I don't think in principle a sharp line can be drawn between "known" primes such as $2^{43112609}-1$ (the current record), and on the other hand "unknown" but well-defined ones like the first prime larger than a given number.
As has already been pointed out, the current record prime is still small enough to count as known according to the naive idea that we know its decimal representation. It has a few million digits, and finding them requires little extra computer time compared to testing primality in the first place.
If this situation changes due to new methods for primality testing of huge numbers (say whose digits cannot even be stored in all the world's computer memory), I guess we will fall back on an intuitive notion of when a number is known.
It will be difficult to come up with a sharp definition of known-ness in terms of computational complexity, since one can find an $n$ digit prime in polynomial time (albeit not provably deterministically) and naturally the record primes will be in the range where the degree (or even the constant) of the polynomial is crucial.
Speculating about future development of number theory and primality testing, I think the consensus is that if $C(5)$ is proved prime tomorrow, it will go to the top of the list, whereas if someone establishes that $C(n)$ is prime for every $n$, the conclusion will be that infinitely many primes are known explicitly.
Another possibility is improved primality testing of general numbers. If arbitrary numbers could be tested for primality as efficiently as Mersenne numbers, then possibly the new world record primes would consist of fancy patterns of digits, spiced with secret encodings of geek humor.
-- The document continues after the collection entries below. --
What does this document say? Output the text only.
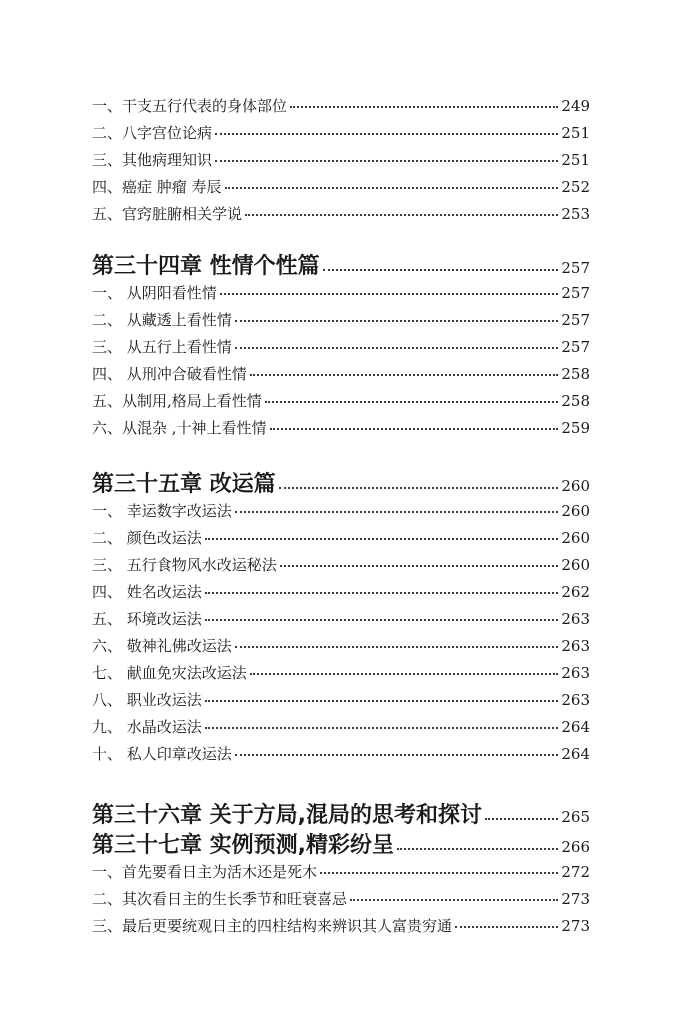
一、干支五行代表的身体部位	249
二、八字宫位论病	251
三、其他病理知识	251
四、癌症 肿瘤 寿辰	252
五、官窍脏腑相关学说	253
第三十四章 性情个性篇	257
一、 从阴阳看性情	257
二、 从藏透上看性情	257
三、 从五行上看性情	257
四、 从刑冲合破看性情	258
五、从制用,格局上看性情	258
六、从混杂 ,十神上看性情	259
第三十五章 改运篇	260
一、 幸运数字改运法	260
二、 颜色改运法	260
三、 五行食物风水改运秘法	260
四、 姓名改运法	262
五、 环境改运法	263
六、 敬神礼佛改运法	263
七、 献血免灾法改运法	263
八、 职业改运法	263
九、 水晶改运法	264
十、 私人印章改运法	264
第三十六章 关于方局,混局的思考和探讨	265
第三十七章 实例预测,精彩纷呈	266
一、首先要看日主为活木还是死木	272
二、其次看日主的生长季节和旺衰喜忌	273
三、最后更要统观日主的四柱结构来辨识其人富贵穷通	273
The situation is in principle different for the record twin primes. The current record is
$65516468355\cdot 2^{333333}\pm 1$, and as far as I understand, it is not rigorously known that there are any larger twin primes at all. If someone proved with some sort of sieve that an interval of larger numbers must contain a twin prime pair, then I guess the list of record twin primes would split into "explicitly" and "theoretically" known pairs.